L'année 1999. Les jeux de combat se résument à des barres de vie et des enchaînements complexes. Street Fighter et Tekken règnent en maîtres, demandant une dextérité chirurgicale pour ne pas se faire atomiser. Puis, soudain, une explosion de couleurs, un casting inattendu. Nintendo, le géant du familial, te propose de faire se tabasser Mario, Link et Pikachu dans des arènes flottantes. Personne n'avait vu ça venir.
Ce n'était pas un simple jeu. C'était un coup de génie. Super Smash Bros. sur Nintendo 64 n'a pas seulement réinventé le genre du versus fighting. Il a créé un nouveau langage, une philosophie du combat accessible à tous, mais d'une profondeur insoupçonnée. Vingt-sept ans plus tard, son influence est palpable. Chaque session, chaque coup, chaque éjection résonne encore comme une innovation audacieuse. Accroche-toi, on te raconte comment un pari fou est devenu une légende.
En bref
- Sortie : 21 janvier 1999 (Japon), 26 avril 1999 (Amérique du Nord), 19 novembre 1999 (Europe) sur Nintendo 64.
- Développeur : HAL Laboratory / Sora Ltd (concept original par Masahiro Sakurai).
- Éditeur : Nintendo.
- Statut culturel : Fondateur d'une franchise planétaire, pionnier du platform fighter, icône du multijoueur local.
- Héritage Esport : Bien que son successeur Melee soit la référence, le premier opus a jeté les bases d'une compétition intense et d'une communauté passionnée qui perdure.

Le pari de l'époque
Imagine un instant. Nintendo, le gardien de l'innocence vidéoludique, décide que ses mascottes les plus adorées vont se battre. Mario, le plombier joyeux, frappe Link, le héros silencieux. C'était un concept si absurde qu'il en devenait génial. Masahiro Sakurai, le cerveau derrière le projet, avait initialement conçu un jeu de combat sans personnages Nintendo, sous le nom de "Dragon King: The Fighting Game". L'idée d'intégrer les stars du Royaume Champignon est venue plus tard, et elle a tout changé (Source : Nintendo of Europe, archives de développement).
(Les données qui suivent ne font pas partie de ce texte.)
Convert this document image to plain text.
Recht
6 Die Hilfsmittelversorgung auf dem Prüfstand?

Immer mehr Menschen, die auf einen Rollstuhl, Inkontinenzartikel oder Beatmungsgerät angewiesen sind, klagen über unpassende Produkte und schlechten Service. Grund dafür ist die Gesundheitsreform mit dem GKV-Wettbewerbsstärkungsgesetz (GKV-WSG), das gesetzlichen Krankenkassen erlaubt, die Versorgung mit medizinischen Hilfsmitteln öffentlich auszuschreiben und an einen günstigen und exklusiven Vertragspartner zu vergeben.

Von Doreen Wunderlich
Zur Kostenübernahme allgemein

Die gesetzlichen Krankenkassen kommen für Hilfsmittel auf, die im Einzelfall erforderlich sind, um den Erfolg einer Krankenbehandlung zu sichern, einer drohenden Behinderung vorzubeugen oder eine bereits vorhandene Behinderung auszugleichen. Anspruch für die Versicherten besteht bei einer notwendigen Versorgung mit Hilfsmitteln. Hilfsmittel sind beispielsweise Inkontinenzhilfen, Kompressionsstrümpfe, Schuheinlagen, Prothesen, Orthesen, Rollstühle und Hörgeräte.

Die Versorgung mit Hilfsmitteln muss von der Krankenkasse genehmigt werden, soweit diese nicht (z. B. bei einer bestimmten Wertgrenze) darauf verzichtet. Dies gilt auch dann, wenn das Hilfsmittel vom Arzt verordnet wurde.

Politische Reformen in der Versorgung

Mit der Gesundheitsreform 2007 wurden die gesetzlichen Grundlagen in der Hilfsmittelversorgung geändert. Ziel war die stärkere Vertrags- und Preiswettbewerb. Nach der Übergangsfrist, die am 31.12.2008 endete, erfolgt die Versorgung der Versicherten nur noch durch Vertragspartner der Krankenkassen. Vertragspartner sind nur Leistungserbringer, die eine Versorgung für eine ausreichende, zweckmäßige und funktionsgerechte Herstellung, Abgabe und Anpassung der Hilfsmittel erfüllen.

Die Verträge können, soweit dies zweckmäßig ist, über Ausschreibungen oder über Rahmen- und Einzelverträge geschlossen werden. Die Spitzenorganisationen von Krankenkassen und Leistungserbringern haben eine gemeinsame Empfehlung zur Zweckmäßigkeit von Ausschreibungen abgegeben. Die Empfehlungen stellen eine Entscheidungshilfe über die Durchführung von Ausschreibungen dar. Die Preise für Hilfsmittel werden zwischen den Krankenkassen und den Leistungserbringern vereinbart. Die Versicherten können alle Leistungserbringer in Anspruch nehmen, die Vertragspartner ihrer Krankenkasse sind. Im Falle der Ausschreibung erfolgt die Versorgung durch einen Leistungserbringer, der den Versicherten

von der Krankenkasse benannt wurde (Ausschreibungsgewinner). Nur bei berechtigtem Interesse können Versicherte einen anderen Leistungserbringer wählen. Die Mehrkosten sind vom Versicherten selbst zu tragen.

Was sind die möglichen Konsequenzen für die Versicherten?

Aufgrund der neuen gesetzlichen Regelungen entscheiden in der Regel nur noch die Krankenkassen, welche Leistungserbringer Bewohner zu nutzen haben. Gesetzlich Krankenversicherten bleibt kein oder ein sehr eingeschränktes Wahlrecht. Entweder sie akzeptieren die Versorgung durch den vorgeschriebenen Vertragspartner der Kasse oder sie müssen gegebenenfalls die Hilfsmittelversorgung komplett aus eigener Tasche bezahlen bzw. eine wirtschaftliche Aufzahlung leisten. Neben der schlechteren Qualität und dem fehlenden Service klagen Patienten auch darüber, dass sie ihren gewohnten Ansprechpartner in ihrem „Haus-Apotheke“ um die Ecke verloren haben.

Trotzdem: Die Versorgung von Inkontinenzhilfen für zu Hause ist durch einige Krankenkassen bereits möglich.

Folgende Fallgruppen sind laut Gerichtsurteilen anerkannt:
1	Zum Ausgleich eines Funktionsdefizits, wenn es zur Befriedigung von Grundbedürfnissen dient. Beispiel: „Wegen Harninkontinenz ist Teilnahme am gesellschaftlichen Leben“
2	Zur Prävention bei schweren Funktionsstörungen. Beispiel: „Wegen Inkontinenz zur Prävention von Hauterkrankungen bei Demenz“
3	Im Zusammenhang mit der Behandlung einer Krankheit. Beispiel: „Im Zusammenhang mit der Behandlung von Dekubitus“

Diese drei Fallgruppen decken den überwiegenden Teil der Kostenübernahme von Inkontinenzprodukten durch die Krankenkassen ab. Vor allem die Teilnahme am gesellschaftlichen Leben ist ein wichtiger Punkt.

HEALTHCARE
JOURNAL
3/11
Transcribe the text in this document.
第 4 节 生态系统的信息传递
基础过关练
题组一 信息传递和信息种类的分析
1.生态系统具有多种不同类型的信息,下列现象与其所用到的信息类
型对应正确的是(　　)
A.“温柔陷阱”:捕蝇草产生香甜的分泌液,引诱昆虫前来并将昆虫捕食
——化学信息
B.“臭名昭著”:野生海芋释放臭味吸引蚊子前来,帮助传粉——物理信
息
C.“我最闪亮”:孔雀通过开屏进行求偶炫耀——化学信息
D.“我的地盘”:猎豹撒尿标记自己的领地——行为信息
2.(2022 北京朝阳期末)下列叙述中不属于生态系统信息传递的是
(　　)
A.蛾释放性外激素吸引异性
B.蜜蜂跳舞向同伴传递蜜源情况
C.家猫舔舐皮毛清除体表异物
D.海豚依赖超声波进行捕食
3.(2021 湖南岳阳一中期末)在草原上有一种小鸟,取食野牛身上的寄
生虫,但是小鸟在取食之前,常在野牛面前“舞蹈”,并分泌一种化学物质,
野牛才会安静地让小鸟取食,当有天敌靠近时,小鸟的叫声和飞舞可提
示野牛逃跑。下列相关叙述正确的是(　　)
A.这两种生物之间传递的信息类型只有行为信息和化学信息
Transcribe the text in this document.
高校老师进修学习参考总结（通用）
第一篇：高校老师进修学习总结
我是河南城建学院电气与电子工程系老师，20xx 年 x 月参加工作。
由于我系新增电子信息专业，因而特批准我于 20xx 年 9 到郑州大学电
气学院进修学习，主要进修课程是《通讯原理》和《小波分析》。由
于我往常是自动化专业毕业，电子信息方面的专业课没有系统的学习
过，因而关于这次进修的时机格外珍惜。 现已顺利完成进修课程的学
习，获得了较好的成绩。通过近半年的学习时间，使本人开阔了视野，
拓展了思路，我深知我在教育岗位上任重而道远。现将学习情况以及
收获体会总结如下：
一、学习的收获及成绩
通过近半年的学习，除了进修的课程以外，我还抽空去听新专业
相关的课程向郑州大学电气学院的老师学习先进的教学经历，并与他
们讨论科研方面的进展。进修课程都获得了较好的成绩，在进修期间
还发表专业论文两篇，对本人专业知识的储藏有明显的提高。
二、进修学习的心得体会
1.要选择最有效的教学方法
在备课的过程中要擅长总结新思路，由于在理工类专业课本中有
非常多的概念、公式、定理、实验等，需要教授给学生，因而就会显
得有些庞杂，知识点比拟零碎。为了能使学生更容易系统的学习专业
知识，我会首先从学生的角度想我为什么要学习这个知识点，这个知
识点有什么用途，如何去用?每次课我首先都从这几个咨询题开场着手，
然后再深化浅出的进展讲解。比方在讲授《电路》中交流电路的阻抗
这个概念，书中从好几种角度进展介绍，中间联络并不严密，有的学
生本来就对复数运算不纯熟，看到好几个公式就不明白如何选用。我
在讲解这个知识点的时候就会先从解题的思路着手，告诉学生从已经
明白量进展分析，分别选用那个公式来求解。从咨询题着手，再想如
Ce pari, c'était de prendre le contre-pied total des jeux de combat traditionnels.
Fini la barre de vie. Ici, on parle de pourcentages. Plus ton personnage en accumule, plus il est facile de l'éjecter de l'écran. C'était une mécanique simple, intuitive, qui rendait les matchs spectaculaires et imprévisibles. Tout le monde pouvait prendre une manette et comprendre l'objectif : frapper fort, éjecter l'adversaire. Mais sous cette surface accessible, une complexité stratégique se cachait, promesse de tournois endiablés. La boucle de gameplay était addictive : frapper, charger, éjecter, survivre, revenir. Une danse mortelle où la position et le timing étaient rois. Ce concept allait devenir la marque de fabrique de toute la série Super Smash Bros.

Ce qui a marché
Super Smash Bros. a réussi là où tant d'autres ont échoué : créer un jeu de combat à la fois grand public et profond. L'accessibilité était la clé. Chaque personnage avait un set de mouvements facile à comprendre, basé sur une combinaison directionnelle et un bouton d'attaque. Pas de quarts de cercle ou de demi-tours compliqués. Tu pouvais sortir des attaques spéciales en quelques secondes. Cette courbe d'apprentissage douce a ouvert les portes du genre à des millions de joueurs.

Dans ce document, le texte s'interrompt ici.